Il suo è uno spettacolo “apartitico”, come quelli che De Filippo ambiva a fare, ma è decisamente centrato e con le radici ben radicate al cuore del problema. Il Teatro moriva mangiato da chi aveva l’ambizione di farlo già ai tempi di Eduardo che con delle lettere “partigiane” inveiva nei confronti dei burocrati e degli organizzatori che, allora come ora, usavano i palchi per le loro sbiadite e inutili passerelle. Il Teatro moriva già prima della Pandemia, eppure per molti di quelli che il Teatro poi lo fanno materialmente (anzi burocraticamente) sembra quasi che nulla sia successo; i loro “poteri esecutivi” ne hanno sicuramente giovato e dunque ci si chiede: a chi conviene tenere in vita un teatro costantemente moribondo fin dai tempi di Eduardo e perchè?

Lo spettacolo:

Preparato nei minimi dettagli, servito al pubblico da un attore in grandissimo spolvero che sa di cosa parla e per appartenenza e per la stessa spinta emotiva e propulsiva che spinge molti di noi a ribellarci al normale andamento distruttivo delle “cose teatrali” correnti. 

Artigianale la messa in scena, i cambi luce, la musica e la bravura di Musella… fatto  e pensato probabilmente alla maniera in cui Eduardo più volte ha inteso il Teatro stesso.
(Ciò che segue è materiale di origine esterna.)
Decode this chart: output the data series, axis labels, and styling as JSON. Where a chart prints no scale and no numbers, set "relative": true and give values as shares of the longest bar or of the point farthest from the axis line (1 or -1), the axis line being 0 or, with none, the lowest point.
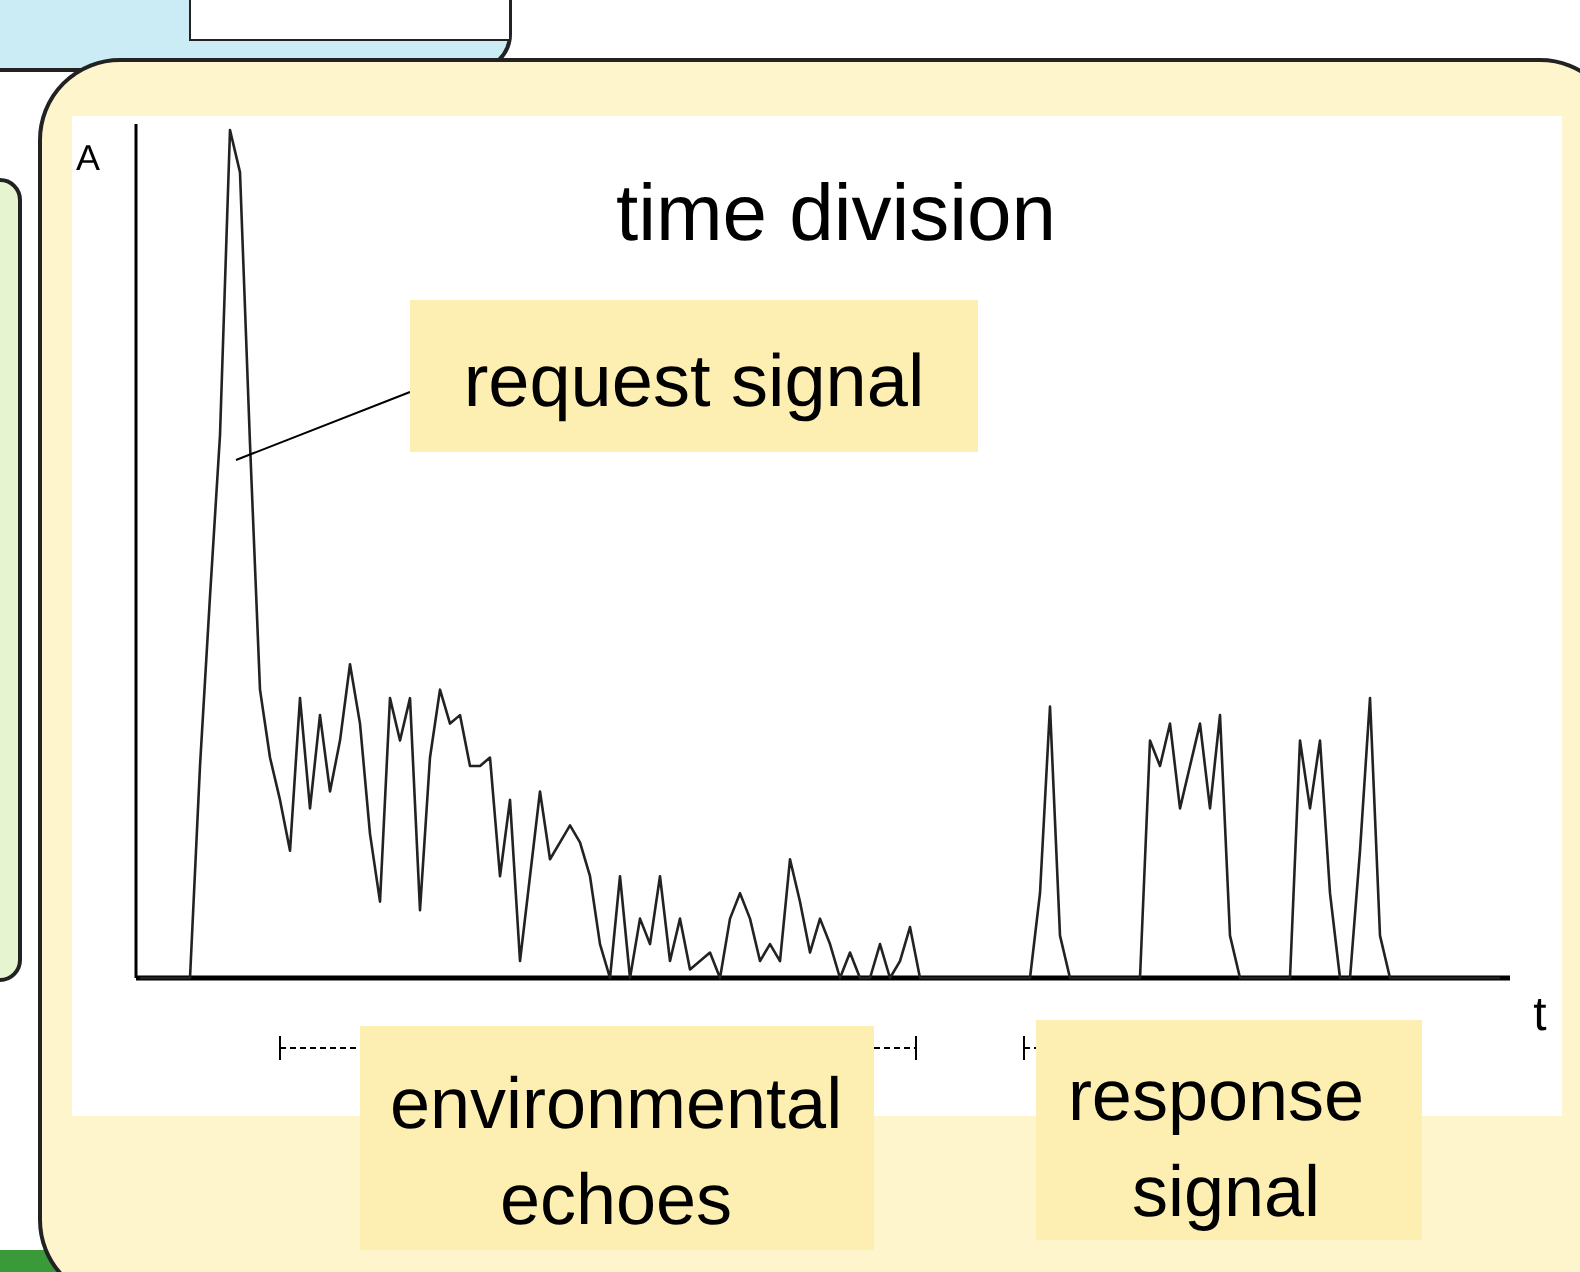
{
  "chart_data": {
    "type": "line",
    "title": "time division",
    "xlabel": "t",
    "ylabel": "A",
    "relative": true,
    "categories": [
      null,
      null,
      null,
      null,
      null,
      null,
      null,
      null,
      null,
      null,
      null,
      null,
      null,
      null,
      null,
      null,
      null,
      null,
      null,
      null,
      null,
      null,
      null,
      null,
      null,
      null,
      null,
      null,
      null,
      null,
      null,
      null,
      null,
      null,
      null,
      null,
      null,
      null,
      null,
      null,
      null,
      null,
      null,
      null,
      null,
      null,
      null,
      null,
      null,
      null,
      null,
      null,
      null,
      null,
      null,
      null,
      null,
      null,
      null,
      null,
      null,
      null,
      null,
      null,
      null,
      null,
      null,
      null,
      null,
      null,
      null,
      null,
      null,
      null,
      null,
      null,
      null,
      null,
      null,
      null,
      null,
      null,
      null,
      null,
      null,
      null,
      null,
      null,
      null,
      null,
      null,
      null,
      null,
      null,
      null,
      null,
      null,
      null,
      null,
      null,
      null,
      null,
      null,
      null,
      null,
      null,
      null,
      null,
      null,
      null,
      null,
      null,
      null,
      null,
      null,
      null,
      null,
      null,
      null,
      null,
      null,
      null,
      null,
      null,
      null,
      null,
      null,
      null,
      null,
      null,
      null,
      null,
      null,
      null,
      null,
      null,
      null
    ],
    "series": [
      {
        "color": "#222222",
        "values": [
          0,
          0,
          0,
          0,
          0,
          0,
          0.25,
          0.45,
          0.64,
          1,
          0.95,
          0.63,
          0.34,
          0.26,
          0.21,
          0.15,
          0.33,
          0.2,
          0.31,
          0.22,
          0.28,
          0.37,
          0.3,
          0.17,
          0.09,
          0.33,
          0.28,
          0.33,
          0.08,
          0.26,
          0.34,
          0.3,
          0.31,
          0.25,
          0.25,
          0.26,
          0.12,
          0.21,
          0.02,
          0.12,
          0.22,
          0.14,
          0.16,
          0.18,
          0.16,
          0.12,
          0.04,
          0,
          0.12,
          0,
          0.07,
          0.04,
          0.12,
          0.02,
          0.07,
          0.01,
          0.02,
          0.03,
          0,
          0.07,
          0.1,
          0.07,
          0.02,
          0.04,
          0.02,
          0.14,
          0.09,
          0.03,
          0.07,
          0.04,
          0,
          0.03,
          0,
          0,
          0.04,
          0,
          0.02,
          0.06,
          0,
          0,
          0,
          0,
          0,
          0,
          0,
          0,
          0,
          0,
          0,
          0,
          0.1,
          0.32,
          0.05,
          0,
          0,
          0,
          0,
          0,
          0,
          0,
          0,
          0.28,
          0.25,
          0.3,
          0.2,
          0.25,
          0.3,
          0.2,
          0.31,
          0.05,
          0,
          0,
          0,
          0,
          0,
          0,
          0.28,
          0.2,
          0.28,
          0.1,
          0,
          0,
          0.15,
          0.33,
          0.05,
          0,
          0,
          0,
          0,
          0,
          0,
          0,
          0,
          0,
          0,
          0,
          0
        ]
      }
    ],
    "annotations": [
      "request signal",
      "environmental echoes",
      "response signal"
    ]
  }
}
Pieno di spunti storici e di riflessioni future. Tradizione e innovazione si incontrano in scena senza fare a cazzotti e, per una volta, viene il desiderio di riaprire a nuove idee, a nuovi entusiasmi a nuovi spettacoli e imprese. 

Per finire… è poesia tutto quello che tramite Musella ancora oggi Eduardo ci continua ad insegnare. Ci auguriamo che torni presto (nel 2022) a calcare le scene, sono questi gli spettacoli di cui il Teatro italiano ha bisogno, ora più che mai.